Le comportement actuel des gros patrons békés (qui dominent au sein du MEDEF Guadeloupe), consistant à refuser l'accord salarial après que les Guadeloupéens se soient sacrifiés durant plus de 6 semaines pour obtenir cette augmentation de salaire, relève de l'arrogance coutumière des békés qui n'ont que mépris envers les travailleurs guadeloupéens et martiniquais qu'ils ont toujours considérés comme des non humains, des êtres à créoliser à soumettre à leur culture afin de les empêcher d'être eux mêmes.
Ce refus de signer cet accord est aussi un moyen pour eux de prouver leur supériorité raciale, économique et social et partant de faire savoir à ces nègres mais aussi au représentant de l'Etat français qui a signé l'accord, qu'ils sont les seuls et véritables maîtres de la Guadeloupe et de la Martinique.
C'est ce même Etat d'esprit qui leur a fait croire qu'en pleine grève générale contre la vie chère en Martinique il pouvaient se permettre d'organiser une contre manifestation en prenant la capitale d'assaut avec leurs tracteurs et leurs 4x4 en guise de chars d'assaut..
Le peuple martiniquais leur a fait comprendre que même s'ils considéraient toujours les martiniquais comme moins que des macaques à peine créolisés, il savait en de telles circonstances se défendre. Et grâce à la détermination du petit peuple des quartiers défavorisés, ils n'ont pas pu entrer dans le centre ville de la capitale et ont dû regagner leur békés land.
Comment ne pas dénoncer de tels comportements de la part de békés qui en situation de monopole et d'oligopoles savent pertinemment qu'en pratiquant des salaires de misère : ils affament les nègres reproduisant les méthodes de leurs ancêtres esclavagistes.
En toute objectivité il faut bien admettre que leur comportement actuel consistant à refuser catégoriquement de signer un accord qui aurait permis à des pères et des mères de famille de bénéficier d'un surplus de revenus pour nourrir leurs enfants relève du racisme et du mépris envers nos deux peuples.
Elie DOMOTA a donc entièrement raison de dénoncer ce racisme et de dire que ce refus équivaut à rétablir l'esclavage dans la mesure où aucun être humain ne peut vivre décemment avec les salaires ridiculement bas servis par les békés dans un pays ou la vie est en moyenne 100 % plus cher qu'en France.
Comment un SMICAR guadeloupéen travaillant dans le Carrefour du groupe Bernard Hayot, peut il apporter à ses enfants les aliments nécessaires à leurs croissance quand quatre yaourts coutent plus de 7 euros, qu'une bouteille de lait plus d'un euro, un petit paquet de beurre de 250 grammes près de 3 euros ?
Dans les familles nombreuses guadeloupéennes les enfants n'ont pas droit tous les jours au lait au beurre et encore moins au yaourt. Sans doute que pour les békés les nègres quand ils sont de conditions modestes ne devraient peut être pas consommer de telles denrées réservées à ceux que l'Etat alloue 40 % de prime de vie chère et qui de plus en plus ne peuvent même plus les acheter
Accepter cela c'est cautionner les comportements discriminatoires et raciale des békés.
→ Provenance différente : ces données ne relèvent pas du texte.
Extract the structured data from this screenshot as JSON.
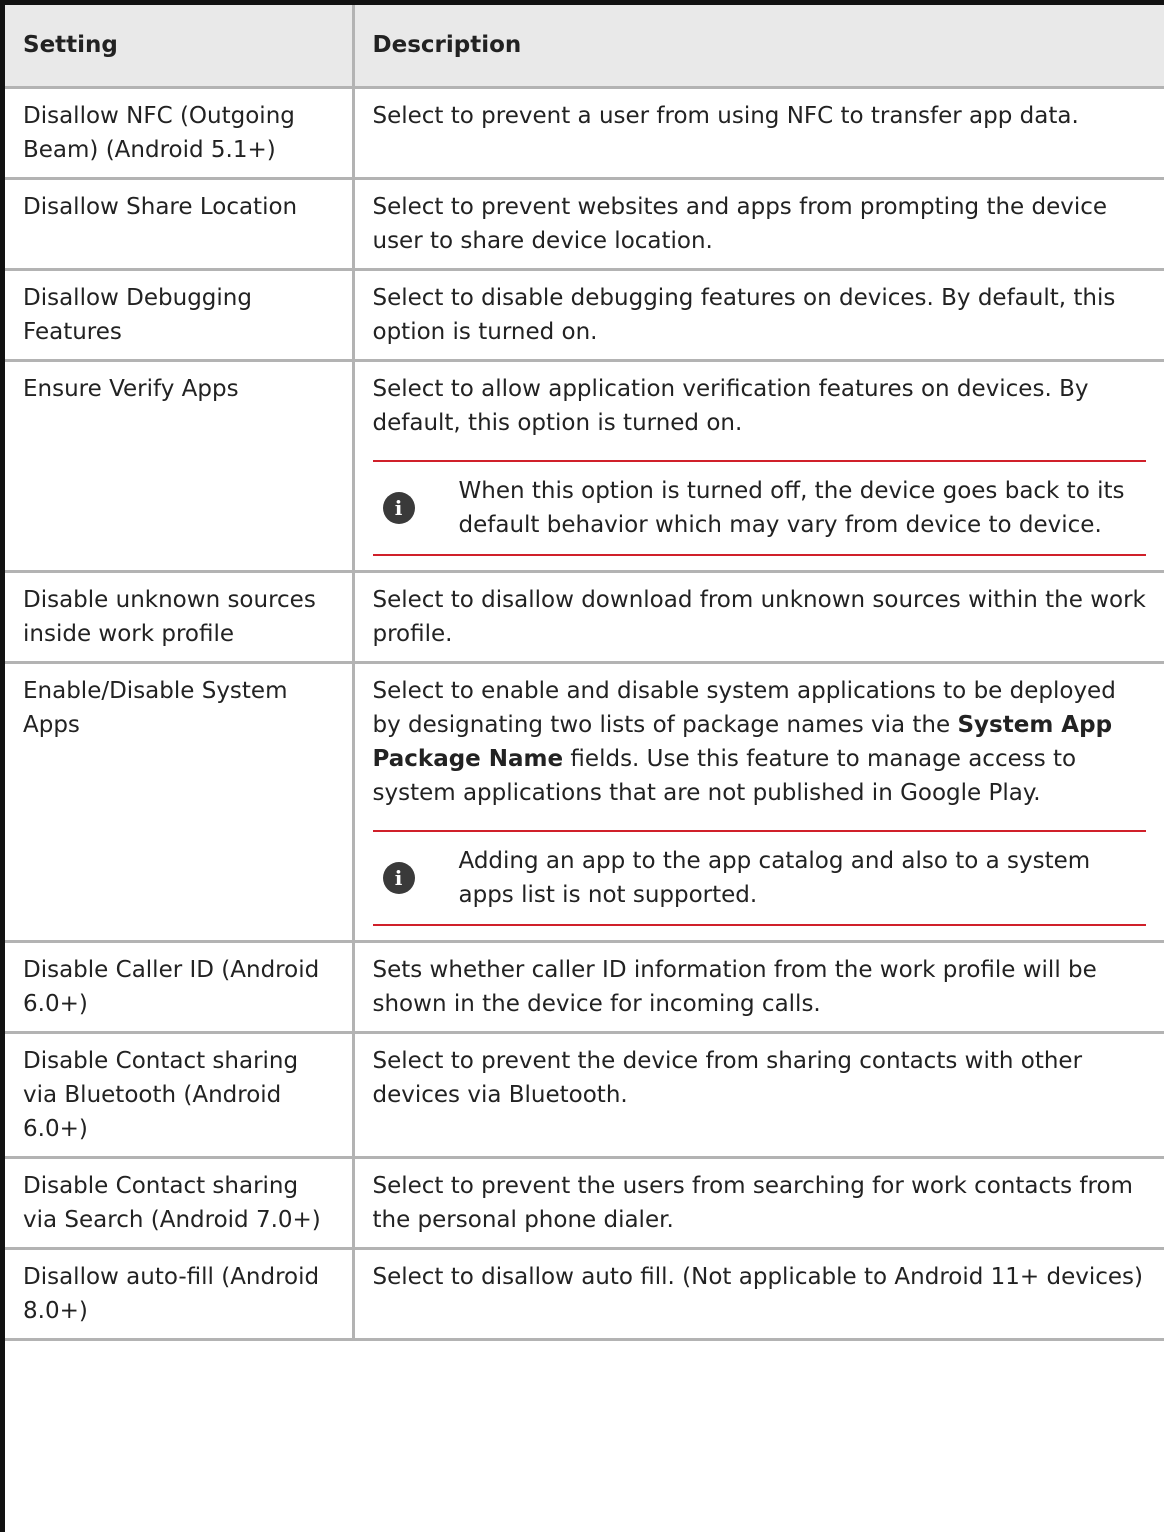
{
  "table": {
    "header": {
      "setting": "Setting",
      "description": "Description"
    },
    "rows": [
      {
        "setting": "Disallow NFC (Outgoing Beam) (Android 5.1+)",
        "description": "Select to prevent a user from using NFC to transfer app data."
      },
      {
        "setting": "Disallow Share Location",
        "description": "Select to prevent websites and apps from prompting the device user to share device location."
      },
      {
        "setting": "Disallow Debugging Features",
        "description": "Select to disable debugging features on devices. By default, this option is turned on."
      },
      {
        "setting": "Ensure Verify Apps",
        "description": "Select to allow application verification features on devices. By default, this option is turned on.",
        "note": "When this option is turned off, the device goes back to its default behavior which may vary from device to device."
      },
      {
        "setting": "Disable unknown sources inside work profile",
        "description": "Select to disallow download from unknown sources within the work profile."
      },
      {
        "setting": "Enable/Disable System Apps",
        "description_before": "Select to enable and disable system applications to be deployed by designating two lists of package names via the ",
        "description_bold": "System App Package Name",
        "description_after": " fields. Use this feature to manage access to system applications that are not published in Google Play.",
        "note": "Adding an app to the app catalog and also to a system apps list is not supported."
      },
      {
        "setting": "Disable Caller ID (Android 6.0+)",
        "description": "Sets whether caller ID information from the work profile will be shown in the device for incoming calls."
      },
      {
        "setting": "Disable Contact sharing via Bluetooth (Android 6.0+)",
        "description": "Select to prevent the device from sharing contacts with other devices via Bluetooth."
      },
      {
        "setting": "Disable Contact sharing via Search (Android 7.0+)",
        "description": "Select to prevent the users from searching for work contacts from the personal phone dialer."
      },
      {
        "setting": "Disallow auto-fill (Android 8.0+)",
        "description": "Select to disallow auto fill. (Not applicable to Android 11+ devices)"
      }
    ]
  },
  "icons": {
    "info": "info-icon",
    "info_glyph": "i"
  },
  "colors": {
    "header_background": "#e9e9e9",
    "note_rule": "#d0202a",
    "info_icon": "#3a3a3a"
  }
}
Poursuivre Monsieur Elie DOMOTA parce qu'il met le doigt sur ces comportements relèvent de la complicité pure et simple avec de telles pratiques.
Monsieur le Procureur, si vous avez un minimum de respect pour notre peuple ou pour le genre humain tout court vous deviez poursuivre, non pas Monsieur Elie DOMOTA, mais l'ensemble des membres de cette caste béké pour pratiques ancestrales et quotidiennes de discriminations raciales à l'égard des Martiniquais et des Guadeloupéens.
Quoiqu'il en soit, je tiens à vous préciser que si des poursuites devaient être effectivement déclenchées contre cet homme vous provoquerez la mobilisation des milliers des derniers damnés de la terre que sont nos deux peuples unis pour venir vous dire qu'ils sont totalement d'accord avec les propos de Monsieur Elie DOMOTA.
Rappelez-vous Monsieur le Procureur que dans un de ses discours prononcé en 2007 votre président de la République Monsieur Nicolas SARKOZY a dit aux étrangers vivants déjà dans des conditions difficiles sur le sol français « aimez la France ou partez » sans faire l'objet de critique alors que dans ce cas de figure il aurait du être fustigé puisqu'à l'inverse des békés qui refusent de se mélanger au Martiniquais par racisme, ces étrangers sont bien souvent rejetés, victimes d'ostracisme ce qui les empêche de s'intégrer c'est-à-dire d'aimer la France.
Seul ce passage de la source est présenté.